Parents weigh cost of later school night bedtime to cheer the Blue Jays as a family

TORONTO — By the time Blue Jays fan Suzanne Jangda and her two kids arrived at school Thursday morning the yard was empty and students were already inside. They were late.
The morning had been a scramble and “hard for all of us,” said Jangda, because they had stayed up later than usual to watch the Jays trounce the Seattle Mariners in Game 3 of the American League Championship Series.
“I am a big Blue Jays fan and turning my kids into them, too, is my mission,” said Jangda, who was anticipating another late school night for Thursday’s game, and a more manageable Friday night game as the series continued from Seattle’s T-Mobile Park.
Wednesday’s game ran nearly three hours long, but she had let the boys watch until the fifth inning, about an hour after their usual 8 p.m. bedtime and long enough to catch George Springer’s homer.
That was after the four- and seven-year-olds powered through a sluggish Tuesday, thanks to a later night Monday watching the second game in the best-of-seven series.
“It doesn’t happen all the time. Embrace it if you can,” Jangda reasoned in a late afternoon phone interview.
By early evening Thursday, it was clear Jangda’s kids needed to catch up on rest.
“Turns out my kids are definitely showing TIRED,” Jangda said by text in a 7 p.m. update, about an hour-and-a-half before Game 4’s first pitch.
“So I’m going out to a bar to watch with friends tonight, and making them go to bed at 8 like usual. Without me at home watching, they won’t be as sucked in.”
Like many baseball fans with school-aged kids, Jangda found herself weighing the value of cheering on the Jays’ championship bid as a family against the likely prospect of weary days.
Parents keen to share their Blue Jays fervour with their children should be ready to adjust accordingly, agreed Lisa Fujimoto, a mom of two and Toronto elementary school teacher.
As an ardent Jays fan herself, she’s grappling with the same challenges as her 12- and nine-year-old boys each push bedtimes well-past the norm to catch playoff action.
“We all have Jays fever big-time right now,” she said, suspecting adrenalin keeps her boys alert for class.
“I really think the excitement has been bringing them through their days, partially,” she mused, adding that any sleep deficits are offset by extra-early bedtimes on non-game days.
It helps that they’re a bit older and better able at recognizing their own physical limits, Fujimoto added, but she’s also imposed some rules.
Homework must be done first and lights are out as soon as the game ends.
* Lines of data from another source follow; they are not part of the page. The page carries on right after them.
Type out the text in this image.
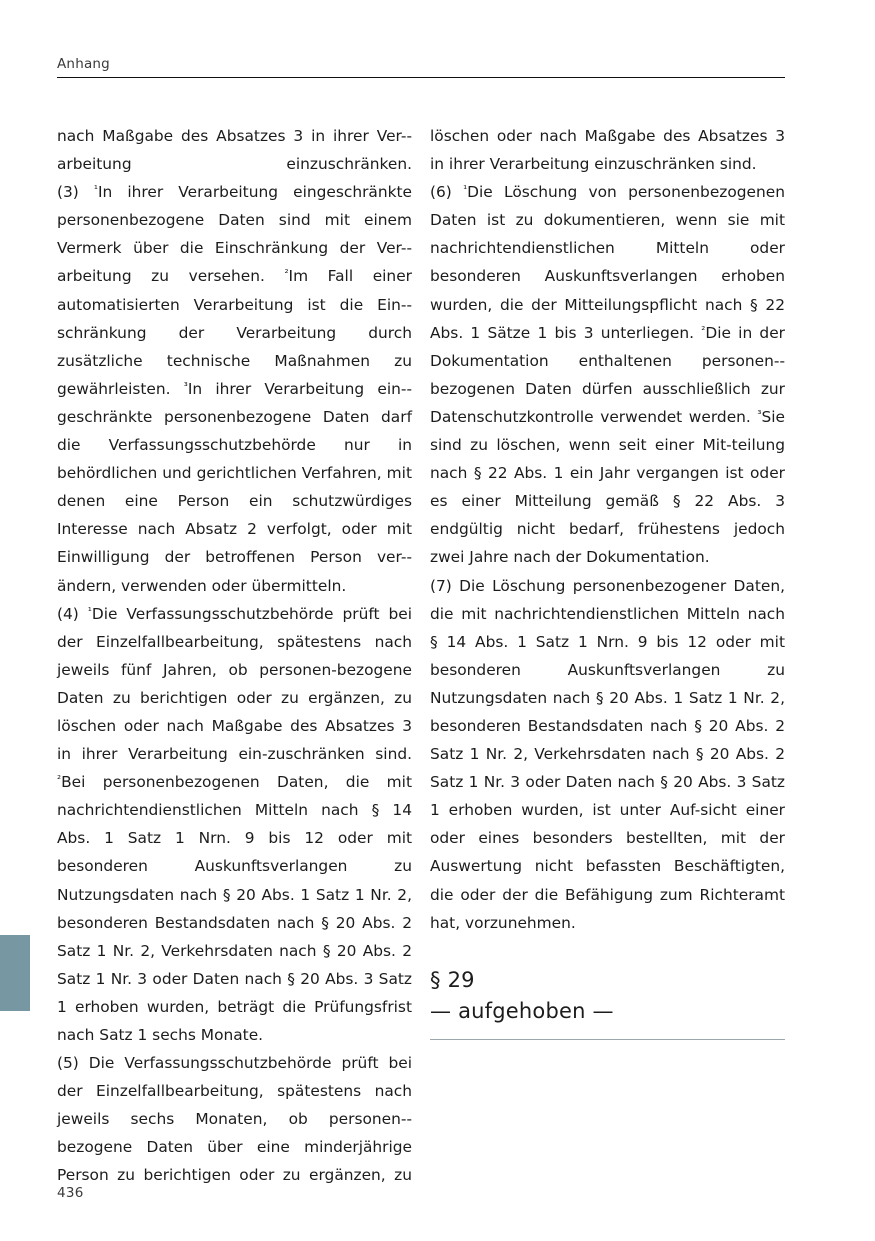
Anhang

nach Maßgabe des Absatzes 3 in ihrer Ver-arbeitung einzuschränken.

(3) $^{^1}$In ihrer Verarbeitung eingeschränkte personenbezogene Daten sind mit einem Vermerk über die Einschränkung der Ver-arbeitung zu versehen. $^{^2}$Im Fall einer automatisierten Verarbeitung ist die Ein-schränkung der Verarbeitung durch zusätzliche technische Maßnahmen zu gewährleisten. $^{^3}$In ihrer Verarbeitung ein-geschränkte personenbezogene Daten darf die Verfassungsschutzbehörde nur in behördlichen und gerichtlichen Verfahren, mit denen eine Person ein schutzwürdiges Interesse nach Absatz 2 verfolgt, oder mit Einwilligung der betroffenen Person ver-ändern, verwenden oder übermitteln.

(4) $^{^1}$Die Verfassungsschutzbehörde prüft bei der Einzelfallbearbeitung, spätestens nach jeweils fünf Jahren, ob personen-bezogene Daten zu berichtigen oder zu ergänzen, zu löschen oder nach Maßgabe des Absatzes 3 in ihrer Verarbeitung ein-zuschränken sind. $^{^2}$Bei personenbezogenen Daten, die mit nachrichtendienstlichen Mitteln nach § 14 Abs. 1 Satz 1 Nrn. 9 bis 12 oder mit besonderen Auskunftsverlangen zu Nutzungsdaten nach § 20 Abs. 1 Satz 1 Nr. 2, besonderen Bestandsdaten nach § 20 Abs. 2 Satz 1 Nr. 2, Verkehrsdaten nach § 20 Abs. 2 Satz 1 Nr. 3 oder Daten nach § 20 Abs. 3 Satz 1 erhoben wurden, beträgt die Prüfungsfrist nach Satz 1 sechs Monate.

(5) Die Verfassungsschutzbehörde prüft bei der Einzelfallbearbeitung, spätestens nach jeweils sechs Monaten, ob personen-bezogene Daten über eine minderjährige Person zu berichtigen oder zu ergänzen, zu

löschen oder nach Maßgabe des Absatzes 3 in ihrer Verarbeitung einzuschränken sind.

(6) $^{^1}$Die Löschung von personenbezogenen Daten ist zu dokumentieren, wenn sie mit nachrichtendienstlichen Mitteln oder besonderen Auskunftsverlangen erhoben wurden, die der Mitteilungspflicht nach § 22 Abs. 1 Sätze 1 bis 3 unterliegen. $^{^2}$Die in der Dokumentation enthaltenen personen-bezogenen Daten dürfen ausschließlich zur Datenschutzkontrolle verwendet werden. $^{^3}$Sie sind zu löschen, wenn seit einer Mit-teilung nach § 22 Abs. 1 ein Jahr vergangen ist oder es einer Mitteilung gemäß § 22 Abs. 3 endgültig nicht bedarf, frühestens jedoch zwei Jahre nach der Dokumentation.

(7) Die Löschung personenbezogener Daten, die mit nachrichtendienstlichen Mitteln nach § 14 Abs. 1 Satz 1 Nrn. 9 bis 12 oder mit besonderen Auskunftsverlangen zu Nutzungsdaten nach § 20 Abs. 1 Satz 1 Nr. 2, besonderen Bestandsdaten nach § 20 Abs. 2 Satz 1 Nr. 2, Verkehrsdaten nach § 20 Abs. 2 Satz 1 Nr. 3 oder Daten nach § 20 Abs. 3 Satz 1 erhoben wurden, ist unter Auf-sicht einer oder eines besonders bestellten, mit der Auswertung nicht befassten Beschäftigten, die oder der die Befähigung zum Richteramt hat, vorzunehmen.

§ 29
— aufgehoben —
436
As a result, she said her boys are busy when there are lulls in gameplay – that’s when they shower, put on their PJs, prep their school backpacks and lay out the next day’s outfits so they’re ready in the morning.
“It’s really motivating for them,” she said.
Fujimoto hadn’t noticed if the kids in her split Grade 1 and 2 class are any more bleary-eyed than usual because of MLB playoff excitement, but noted that Jays chatter has infiltrated classroom discussions. Since every child is different, she advised parents to be guided by their own kids’ cues as to whether they can handle a disrupted schedule, and by how much.
Elisha Muskat described her nine-year-old son as “obsessed” with the series but still sent him to bed at his usual 9:30 p.m. bedtime Wednesday because of a cross-country meet the next morning.
That didn’t stop him from yelling out every five minutes, asking her for an update on the score. He finally fell asleep at about 10 p.m., she guessed.
“He’ll reluctantly fall asleep, waiting for updates from the next room,” Muskat chuckled.
Muskat expected to let her son to monitor Thursday night’s game through MLB.com.
“We don’t have a specific marker, but if we were in the seventh inning and we had a big lead or if we’re in the sixth inning and we were down by 10 runs or something like that, then I’d be like, ‘OK, bedtime,’” she said.
“But if it’s a close game, I think it’ll be a late night.”
Jangda said she planned to let her kids watch Friday’s game, expected to be an earlier matchup starting at 6:08 p.m. ET.
She’s keen to give her son the same memories she has of watching the Jays clinch the World Series title in 1992, when she was seven-years-old.
“To able to see that is huge. It’s amazing. I wouldn’t want him to miss that. Because I remember as a kid watching them in the World Series,” she said.
“I don’t think I could dare put my seven-year-old to bed in a World Series game. There’s no way. Why would I do that?”